Second, it's been trending upwards for the better part of the last forty years.

This second fact is the main finding of the paper; and it is puzzling, for two reasons. The first one is that we tend to think of the early 1900's as times when the finance sector was highly monopolistic , and could have extracted higher rents (read: higher income per unit of financial stuff produced) than the current, probably slightly more competitive financial sector. Yet if you look at the graph, intermediation costs were lower then, than they are now. The second reason for which this rise in costs is puzzling is the IT boom. The financial sector invested heavily in IT; today most trade is conducted electronically; even the floor of the NYSE was closed down and replaced by computers. All of this suggests large productivity gains in intermediation, yet according to Philippon's measure, none of these gains were passed through in the form of lower intermediation costs.
So what happened? Philippon sees two possible types of answers. The first one are "efficient" answers. It is possible that the financial sector is providing services that he forgot to account for, and the remuneration of which increased in the past 40 years. Another way to put it is that there is an omitted variable in the decomposition above, which biases upwards the estimates of cost - because the financial sector actually produced more stuff. This other stuff could be services such as providing better information about financial assets. Think about portfolio managers, for example. This should still count as an increase in output - only one that the neoclassical model fails to capture. A second type of explanation is that the financial sector is doing something that would not contribute to an increase in output in any type of model, but for which financial intermediaries are still being rewarded. And indeed, the volume of asset trading has been booming in the financial sector in the past 20 years, suggesting that the increase in the financial sectors' share of income may be linked to a surge in transactions, some (or a lot) of which may not be creating any value added.
To be fair, this is a confusing paper. It sets out to do what Mehra and Prescott did, but in some sense, it only does half of it. The strength of Mehra-Prescott was that they could compare their high estimates of risk aversion to the low micro-founded estimates and say: ahah! there is an order of magnitude of difference; this is a puzzle. But Philippon does not really do this. He has -for now - no direct evidence that contradicts his model-based measure of the cost of financial intermediation. All he can say is that we have a hunch costs shouldn't have increased, especially given the IT revolution. But it's just a hunch. So this paper really needs further exploration of the "other half" of the puzzle: can we directly measure intermediation costs, and if so, have they gone up?
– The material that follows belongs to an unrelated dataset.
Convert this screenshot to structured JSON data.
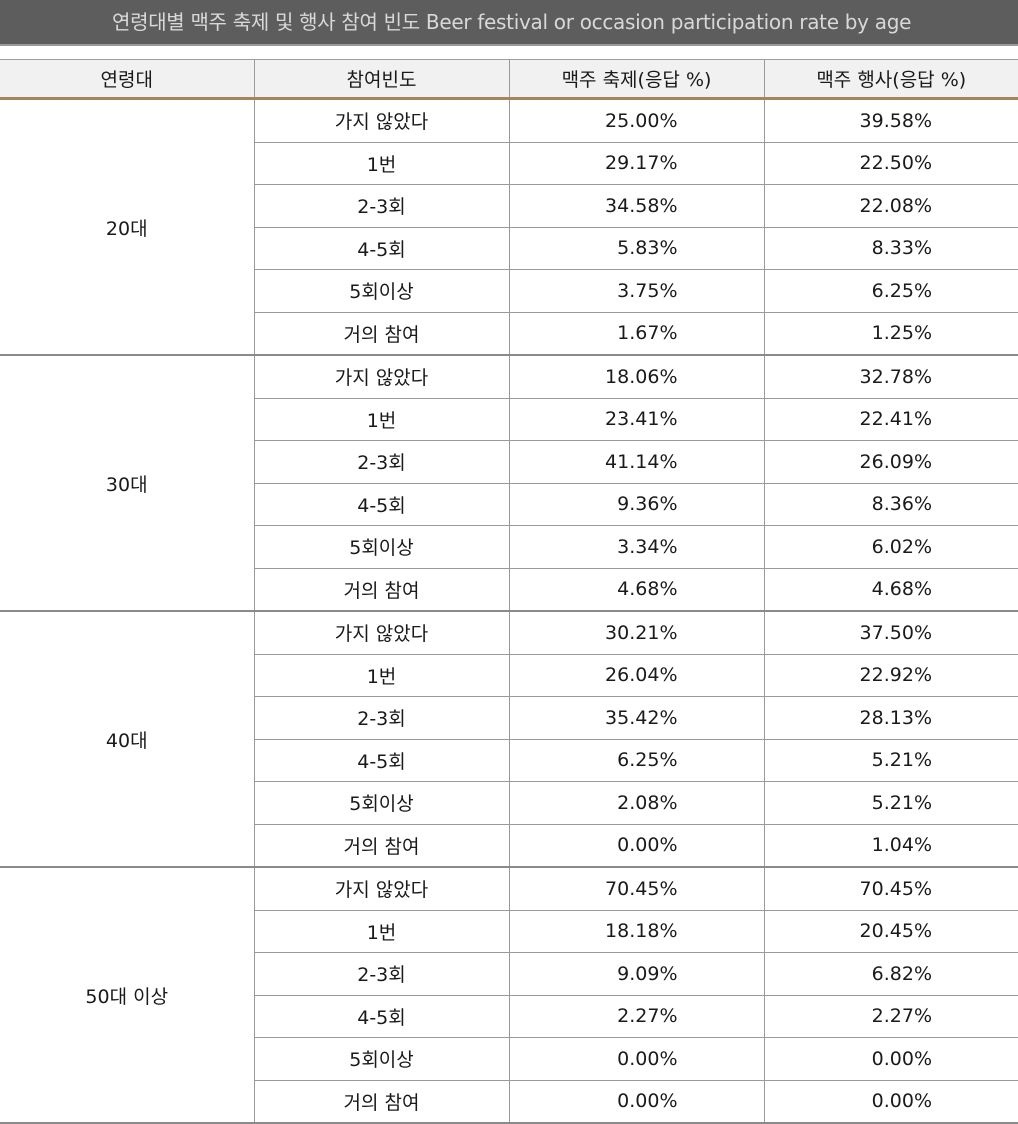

But imagine we do find stable or falling micro intermediation costs. Then we have a major puzzle. Where does might the wedge between macro and micro costs come from? Does it reflect some deep inefficiency in terms of resource allocation? Now, those questions are all fuzzy and predicated on the idea that there actually is a puzzle. But it looks like there might well be one, and making progress on accounting for it seems like a better use of our time than, say, setting up tents and clashing with police in public parks. Although it's probably a bit more austere.